Die Firma arbeitet eng mit regionalen Stiftungen zusammen, so auch mit der Stiftung Contenti. Diese Luzerner Stiftung bietet Arbeits- und Wohnplätze für Menschen mit einer Behinderung an. Aus dieser Zusammenarbeit ist eine Anhängerkupplung entwickelt worden, die es nun Contenti-Mitarbeitern ermöglicht, Büroaufträge abholen und ausliefern zu können.

Handwerk ist nach wie vor gefragt

Entwickelt werden einzelne Komponenten vor Ort, wie Marketingleiter Daniel Gelbart sagt. Obwohl die technische Entwicklung rasant vorwärtsgeht, wird in diesem Betrieb auf Handwerk gesetzt. Der Beruf Orthopädie-Techniker bleibe ein Handwerksberuf und könne nicht durch einen Roboter ersetzt werden. Einen Abschluss in Orthopädie-Technik hatten letztes Jahr in der Deutschschweiz rund 22 Personen absolviert.

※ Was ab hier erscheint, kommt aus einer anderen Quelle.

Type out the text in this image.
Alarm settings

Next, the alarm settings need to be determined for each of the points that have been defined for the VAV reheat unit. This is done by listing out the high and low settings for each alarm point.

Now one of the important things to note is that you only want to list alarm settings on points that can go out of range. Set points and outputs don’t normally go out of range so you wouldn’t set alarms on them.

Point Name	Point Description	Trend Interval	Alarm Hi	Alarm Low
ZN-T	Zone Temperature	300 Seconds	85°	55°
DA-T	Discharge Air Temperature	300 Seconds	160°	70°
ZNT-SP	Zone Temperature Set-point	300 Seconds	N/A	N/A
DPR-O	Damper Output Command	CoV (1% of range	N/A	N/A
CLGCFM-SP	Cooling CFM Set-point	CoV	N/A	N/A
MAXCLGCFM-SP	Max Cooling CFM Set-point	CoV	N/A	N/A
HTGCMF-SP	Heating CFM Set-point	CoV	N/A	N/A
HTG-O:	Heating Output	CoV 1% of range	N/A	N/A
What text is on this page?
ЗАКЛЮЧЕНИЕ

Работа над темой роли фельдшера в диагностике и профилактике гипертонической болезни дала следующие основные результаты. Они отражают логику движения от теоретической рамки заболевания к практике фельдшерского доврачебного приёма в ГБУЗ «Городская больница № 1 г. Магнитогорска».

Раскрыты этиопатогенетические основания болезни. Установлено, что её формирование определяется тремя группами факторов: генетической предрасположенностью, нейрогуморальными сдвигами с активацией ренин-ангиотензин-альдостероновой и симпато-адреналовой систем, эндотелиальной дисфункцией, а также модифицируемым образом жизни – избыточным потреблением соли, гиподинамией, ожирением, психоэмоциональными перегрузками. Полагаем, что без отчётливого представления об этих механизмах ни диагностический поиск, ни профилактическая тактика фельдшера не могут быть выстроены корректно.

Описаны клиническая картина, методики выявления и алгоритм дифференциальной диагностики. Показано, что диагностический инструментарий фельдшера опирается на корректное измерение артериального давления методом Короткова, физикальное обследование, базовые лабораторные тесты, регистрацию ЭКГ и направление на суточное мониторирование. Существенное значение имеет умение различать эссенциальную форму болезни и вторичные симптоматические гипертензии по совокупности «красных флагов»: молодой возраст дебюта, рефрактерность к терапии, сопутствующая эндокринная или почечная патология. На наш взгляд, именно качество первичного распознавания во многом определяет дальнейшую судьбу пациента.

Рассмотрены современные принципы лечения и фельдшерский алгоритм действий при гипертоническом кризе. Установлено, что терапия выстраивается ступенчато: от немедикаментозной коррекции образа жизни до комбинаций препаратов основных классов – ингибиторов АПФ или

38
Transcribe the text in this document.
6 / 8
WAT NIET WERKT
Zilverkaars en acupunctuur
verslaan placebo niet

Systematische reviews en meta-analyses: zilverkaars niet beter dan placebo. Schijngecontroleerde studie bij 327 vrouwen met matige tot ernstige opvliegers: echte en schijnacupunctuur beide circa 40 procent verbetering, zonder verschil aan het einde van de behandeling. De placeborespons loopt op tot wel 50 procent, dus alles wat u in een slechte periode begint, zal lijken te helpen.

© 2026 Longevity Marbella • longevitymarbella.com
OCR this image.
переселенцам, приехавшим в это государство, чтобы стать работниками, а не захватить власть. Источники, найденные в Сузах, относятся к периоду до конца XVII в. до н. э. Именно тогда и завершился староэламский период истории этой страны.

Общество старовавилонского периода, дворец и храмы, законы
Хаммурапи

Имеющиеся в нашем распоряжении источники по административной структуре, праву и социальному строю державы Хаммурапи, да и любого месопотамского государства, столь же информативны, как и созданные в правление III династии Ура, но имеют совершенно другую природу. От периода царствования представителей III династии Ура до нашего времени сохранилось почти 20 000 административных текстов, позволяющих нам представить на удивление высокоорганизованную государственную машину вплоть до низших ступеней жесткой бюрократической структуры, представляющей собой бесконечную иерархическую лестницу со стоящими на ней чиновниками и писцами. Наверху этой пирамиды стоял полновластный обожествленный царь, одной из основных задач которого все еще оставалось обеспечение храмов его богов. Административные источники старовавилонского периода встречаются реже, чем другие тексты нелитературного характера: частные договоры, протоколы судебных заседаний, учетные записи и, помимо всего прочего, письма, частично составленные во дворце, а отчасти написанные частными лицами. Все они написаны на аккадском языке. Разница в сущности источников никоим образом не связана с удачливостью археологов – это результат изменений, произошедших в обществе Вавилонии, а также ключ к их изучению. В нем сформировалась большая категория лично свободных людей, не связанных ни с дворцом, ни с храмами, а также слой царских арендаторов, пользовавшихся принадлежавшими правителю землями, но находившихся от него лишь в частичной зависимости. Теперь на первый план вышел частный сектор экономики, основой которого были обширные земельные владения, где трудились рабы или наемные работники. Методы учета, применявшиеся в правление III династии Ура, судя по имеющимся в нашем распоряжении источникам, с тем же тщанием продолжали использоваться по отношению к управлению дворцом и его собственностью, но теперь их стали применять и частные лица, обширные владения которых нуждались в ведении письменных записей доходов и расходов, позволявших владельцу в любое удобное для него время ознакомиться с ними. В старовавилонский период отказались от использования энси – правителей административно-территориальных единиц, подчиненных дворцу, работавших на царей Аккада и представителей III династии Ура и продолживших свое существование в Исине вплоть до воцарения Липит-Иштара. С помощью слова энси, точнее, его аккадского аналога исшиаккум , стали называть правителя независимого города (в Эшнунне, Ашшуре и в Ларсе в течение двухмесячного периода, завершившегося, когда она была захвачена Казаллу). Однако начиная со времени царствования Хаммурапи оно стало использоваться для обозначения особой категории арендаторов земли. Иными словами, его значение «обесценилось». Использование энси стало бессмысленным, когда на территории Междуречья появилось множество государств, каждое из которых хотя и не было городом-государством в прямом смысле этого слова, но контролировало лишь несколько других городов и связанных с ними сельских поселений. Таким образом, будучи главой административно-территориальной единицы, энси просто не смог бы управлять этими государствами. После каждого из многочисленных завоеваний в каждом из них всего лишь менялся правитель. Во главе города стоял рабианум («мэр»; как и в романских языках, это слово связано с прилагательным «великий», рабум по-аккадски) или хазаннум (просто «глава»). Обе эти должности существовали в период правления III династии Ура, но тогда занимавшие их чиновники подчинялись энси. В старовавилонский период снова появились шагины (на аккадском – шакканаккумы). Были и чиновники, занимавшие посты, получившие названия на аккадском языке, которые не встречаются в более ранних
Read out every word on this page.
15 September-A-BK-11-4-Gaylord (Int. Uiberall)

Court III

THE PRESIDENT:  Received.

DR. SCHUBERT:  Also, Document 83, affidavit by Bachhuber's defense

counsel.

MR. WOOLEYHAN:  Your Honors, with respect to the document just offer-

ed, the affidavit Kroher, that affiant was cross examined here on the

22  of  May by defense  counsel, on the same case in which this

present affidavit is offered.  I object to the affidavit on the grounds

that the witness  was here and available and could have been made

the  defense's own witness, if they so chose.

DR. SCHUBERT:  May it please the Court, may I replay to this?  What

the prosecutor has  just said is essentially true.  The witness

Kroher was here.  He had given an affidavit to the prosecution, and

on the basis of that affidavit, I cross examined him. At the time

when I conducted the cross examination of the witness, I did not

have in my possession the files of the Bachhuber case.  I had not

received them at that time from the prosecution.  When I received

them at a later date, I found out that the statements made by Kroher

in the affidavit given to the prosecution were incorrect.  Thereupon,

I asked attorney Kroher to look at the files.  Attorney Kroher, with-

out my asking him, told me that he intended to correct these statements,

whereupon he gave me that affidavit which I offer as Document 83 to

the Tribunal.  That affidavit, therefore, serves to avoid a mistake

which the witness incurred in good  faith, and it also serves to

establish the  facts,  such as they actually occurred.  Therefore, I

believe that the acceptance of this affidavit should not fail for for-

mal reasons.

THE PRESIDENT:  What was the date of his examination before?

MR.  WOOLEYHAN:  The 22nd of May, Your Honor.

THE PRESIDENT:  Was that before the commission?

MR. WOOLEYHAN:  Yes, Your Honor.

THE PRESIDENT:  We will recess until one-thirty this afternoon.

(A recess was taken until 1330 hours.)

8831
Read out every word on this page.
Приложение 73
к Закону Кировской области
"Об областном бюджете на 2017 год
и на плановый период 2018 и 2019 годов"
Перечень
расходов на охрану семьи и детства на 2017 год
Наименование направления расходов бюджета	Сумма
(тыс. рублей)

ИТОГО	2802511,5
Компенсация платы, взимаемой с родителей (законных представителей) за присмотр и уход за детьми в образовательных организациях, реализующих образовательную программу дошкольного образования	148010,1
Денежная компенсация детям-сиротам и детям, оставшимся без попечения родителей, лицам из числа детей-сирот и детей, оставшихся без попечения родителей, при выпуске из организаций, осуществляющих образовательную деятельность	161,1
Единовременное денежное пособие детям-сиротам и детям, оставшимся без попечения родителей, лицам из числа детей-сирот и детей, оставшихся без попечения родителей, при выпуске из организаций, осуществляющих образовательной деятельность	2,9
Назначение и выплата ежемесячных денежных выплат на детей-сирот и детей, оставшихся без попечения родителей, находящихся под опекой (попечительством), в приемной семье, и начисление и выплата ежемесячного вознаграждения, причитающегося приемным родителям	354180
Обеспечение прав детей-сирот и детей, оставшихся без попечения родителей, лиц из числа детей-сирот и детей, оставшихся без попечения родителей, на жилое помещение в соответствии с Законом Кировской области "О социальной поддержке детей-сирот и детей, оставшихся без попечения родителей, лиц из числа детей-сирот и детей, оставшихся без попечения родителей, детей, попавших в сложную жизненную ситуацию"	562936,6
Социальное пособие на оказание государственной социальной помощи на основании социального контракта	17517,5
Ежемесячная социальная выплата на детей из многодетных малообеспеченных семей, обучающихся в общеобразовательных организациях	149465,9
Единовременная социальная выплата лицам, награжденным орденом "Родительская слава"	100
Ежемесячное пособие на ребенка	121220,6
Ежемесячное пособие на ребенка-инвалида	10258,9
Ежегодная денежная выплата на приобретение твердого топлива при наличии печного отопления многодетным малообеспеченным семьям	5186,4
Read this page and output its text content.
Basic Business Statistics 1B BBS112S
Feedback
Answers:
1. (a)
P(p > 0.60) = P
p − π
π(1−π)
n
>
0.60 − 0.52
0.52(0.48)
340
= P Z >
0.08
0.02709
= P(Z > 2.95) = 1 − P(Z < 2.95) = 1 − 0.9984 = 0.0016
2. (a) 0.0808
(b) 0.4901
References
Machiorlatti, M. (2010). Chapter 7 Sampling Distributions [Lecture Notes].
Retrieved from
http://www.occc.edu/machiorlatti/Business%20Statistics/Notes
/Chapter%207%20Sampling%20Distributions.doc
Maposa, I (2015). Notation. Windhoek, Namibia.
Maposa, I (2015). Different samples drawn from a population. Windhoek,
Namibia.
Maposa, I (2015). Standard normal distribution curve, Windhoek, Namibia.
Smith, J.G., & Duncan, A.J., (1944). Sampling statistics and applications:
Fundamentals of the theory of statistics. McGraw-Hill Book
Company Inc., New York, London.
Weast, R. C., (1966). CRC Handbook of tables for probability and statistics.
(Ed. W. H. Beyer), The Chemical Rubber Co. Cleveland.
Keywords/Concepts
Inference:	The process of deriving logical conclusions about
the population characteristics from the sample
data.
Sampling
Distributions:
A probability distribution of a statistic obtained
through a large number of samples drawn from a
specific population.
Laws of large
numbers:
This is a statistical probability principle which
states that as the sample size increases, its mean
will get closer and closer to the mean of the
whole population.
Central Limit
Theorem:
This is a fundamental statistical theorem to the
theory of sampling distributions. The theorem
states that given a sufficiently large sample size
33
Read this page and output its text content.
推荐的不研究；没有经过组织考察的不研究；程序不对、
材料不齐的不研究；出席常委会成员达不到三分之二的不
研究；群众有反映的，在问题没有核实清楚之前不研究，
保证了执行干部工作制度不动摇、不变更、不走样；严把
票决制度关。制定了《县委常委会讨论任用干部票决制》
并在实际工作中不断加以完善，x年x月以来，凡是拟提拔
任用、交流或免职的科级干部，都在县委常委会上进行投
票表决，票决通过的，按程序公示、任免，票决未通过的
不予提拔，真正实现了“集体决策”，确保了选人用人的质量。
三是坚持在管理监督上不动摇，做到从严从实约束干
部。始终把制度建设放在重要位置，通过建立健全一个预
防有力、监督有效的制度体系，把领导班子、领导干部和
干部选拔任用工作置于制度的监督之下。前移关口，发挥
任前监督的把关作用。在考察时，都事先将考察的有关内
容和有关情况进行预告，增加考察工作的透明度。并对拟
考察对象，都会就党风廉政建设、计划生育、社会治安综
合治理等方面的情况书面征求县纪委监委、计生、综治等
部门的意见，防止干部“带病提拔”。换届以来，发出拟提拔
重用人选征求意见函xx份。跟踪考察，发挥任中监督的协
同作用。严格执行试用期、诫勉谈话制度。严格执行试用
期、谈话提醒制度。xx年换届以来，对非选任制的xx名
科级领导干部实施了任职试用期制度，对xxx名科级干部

Ein Beruf mit Zukunft, wie Gelbart betont. Als Ausbildungsbetrieb bilde man regelmässig Lehrlinge aus. Das Engagement der Ortho-Team-Gruppe geht aber über die Landesgrenzen hinaus. Daniel Gelbart nennt ein Beispiel: «In der Schweiz ausrangierte Rollstühle werden nach Indien verschenkt. Was bei uns als nicht mehr brauchbar gilt, verhilft dort betroffenen Menschen zu einer sonst unmöglichen Mobilität.»